Nearly one-third of initial denials stemmed from formulary exclusions or utilization management requirements, including prior authorization and step therapy, which require patients to meet additional coverage requirements before the prescribed medication is approved.
Researchers identified expanding utilization management policies as the primary driver of rising denials, particularly in commercial insurance and Medicaid managed care plans.
“We found that insurance restrictions are increasingly shaping whether and when patients receive medications their clinicians prescribe,” said Joseph Levy, PhD, assistant professor in the Johns Hopkins Bloomberg School of Public Health’s Department of Health Policy and Management and lead author of the study. “While these policies may help control drug spending, they can also create meaningful barriers to timely treatment and place growing administrative burdens on patients, pharmacists, and clinicians.”
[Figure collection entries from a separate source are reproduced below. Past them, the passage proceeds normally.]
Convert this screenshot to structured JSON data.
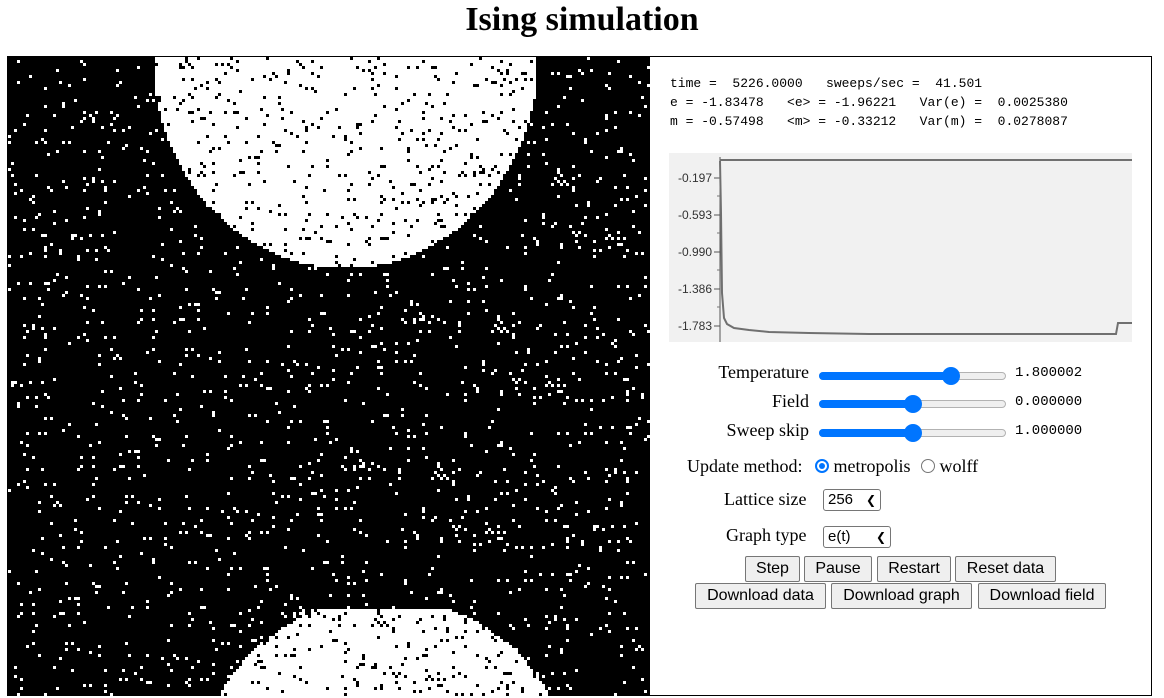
{
  "page": {
    "title": "Ising simulation"
  },
  "readout": {
    "line1": "time =  5226.0000   sweeps/sec =  41.501",
    "line2": "e = -1.83478   <e> = -1.96221   Var(e) =  0.0025380",
    "line3": "m = -0.57498   <m> = -0.33212   Var(m) =  0.0278087"
  },
  "graph": {
    "y_ticks": [
      "-0.197",
      "-0.593",
      "-0.990",
      "-1.386",
      "-1.783"
    ],
    "line_color": "#707070"
  },
  "controls": {
    "temperature": {
      "label": "Temperature",
      "value": "1.800002",
      "fraction": 0.73
    },
    "field": {
      "label": "Field",
      "value": "0.000000",
      "fraction": 0.5
    },
    "sweep_skip": {
      "label": "Sweep skip",
      "value": "1.000000",
      "fraction": 0.5
    },
    "update_method": {
      "label": "Update method:",
      "options": [
        "metropolis",
        "wolff"
      ],
      "selected": "metropolis"
    },
    "lattice_size": {
      "label": "Lattice size",
      "value": "256"
    },
    "graph_type": {
      "label": "Graph type",
      "value": "e(t)"
    }
  },
  "buttons": {
    "step": "Step",
    "pause": "Pause",
    "restart": "Restart",
    "reset_data": "Reset data",
    "download_data": "Download data",
    "download_graph": "Download graph",
    "download_field": "Download field"
  },
  "colors": {
    "accent": "#0075ff",
    "spin_up": "#ffffff",
    "spin_down": "#000000"
  }
}
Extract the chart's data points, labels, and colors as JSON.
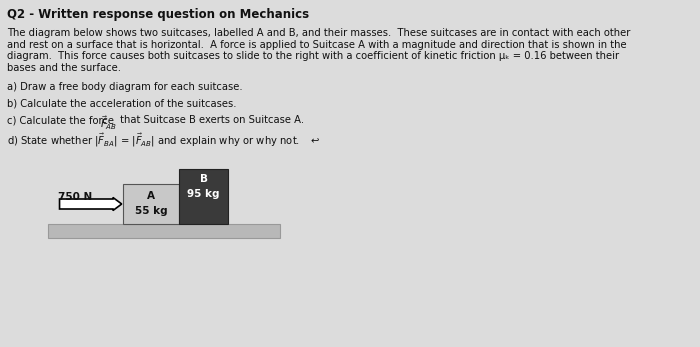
{
  "title": "Q2 - Written response question on Mechanics",
  "para_lines": [
    "The diagram below shows two suitcases, labelled A and B, and their masses.  These suitcases are in contact with each other",
    "and rest on a surface that is horizontal.  A force is applied to Suitcase A with a magnitude and direction that is shown in the",
    "diagram.  This force causes both suitcases to slide to the right with a coefficient of kinetic friction μₖ = 0.16 between their",
    "bases and the surface."
  ],
  "qa": "a) Draw a free body diagram for each suitcase.",
  "qb": "b) Calculate the acceleration of the suitcases.",
  "qc_pre": "c) Calculate the force ",
  "qc_sub": "AB",
  "qc_post": " that Suitcase B exerts on Suitcase A.",
  "qd": "d) State whether |F̅ᴮₐ| = |F̅ₐᴮ| and explain why or why not.",
  "force_label": "750 N",
  "suitcase_A_label": "A",
  "suitcase_A_mass": "55 kg",
  "suitcase_B_label": "B",
  "suitcase_B_mass": "95 kg",
  "bg_color": "#dcdcdc",
  "suitcase_A_facecolor": "#c8c8c8",
  "suitcase_A_edgecolor": "#555555",
  "suitcase_B_facecolor": "#3a3a3a",
  "suitcase_B_edgecolor": "#222222",
  "surface_facecolor": "#b8b8b8",
  "surface_edgecolor": "#999999",
  "text_color": "#111111",
  "title_fontsize": 8.5,
  "body_fontsize": 7.2,
  "diagram_label_fontsize": 7.5
}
GLP-1 Weight Loss Drugs Saw the Highest Rejection Rates
Denial rates varied substantially across therapeutic classes.
Incretin-based therapies for weight loss, including GLP-1 receptor agonists and related medications, experienced the highest initial rejection rate at 85%.
By comparison, oral anticoagulants had an initial rejection rate of just 6.7%.
Rejection rates also varied by insurance type. Marketplace exchange plans and Medicaid managed care plans had the highest rejection rates, while Medicare plans had the lowest.
Among prescriptions that were initially denied, 39% were eventually filled with the originally prescribed medication within 90 days, while another 13% were filled with a different medication in the same therapeutic class.
Why the Findings Matter for Clinicians
Because the study examined what happened after prescriptions reached the pharmacy counter, the findings suggest clinicians may not always know whether a medication is excluded from a patient’s formulary or requires prior authorization when it is prescribed.
The authors said providing clinicians with better real-time coverage information during prescribing, along with simpler prior authorization processes, could help reduce delays in care. They noted, however, that those reforms involve trade-offs because formulary management tools also help insurers negotiate drug prices, encourage the use of preferred therapies, and support more cost-effective prescribing.
Researchers analyzed more than 2 million first-time prescription fill attempts among 1.17 million people between January 2018 and September 2024 using IQVIA’s Formulary Impact Analyzer, a national database of anonymized outpatient pharmacy claims representing all major U.S. insurance markets.
“As utilization management becomes more common, it’s important to better understand how these policies affect real-world treatment initiation and patients’ access to medicines,” Levy said.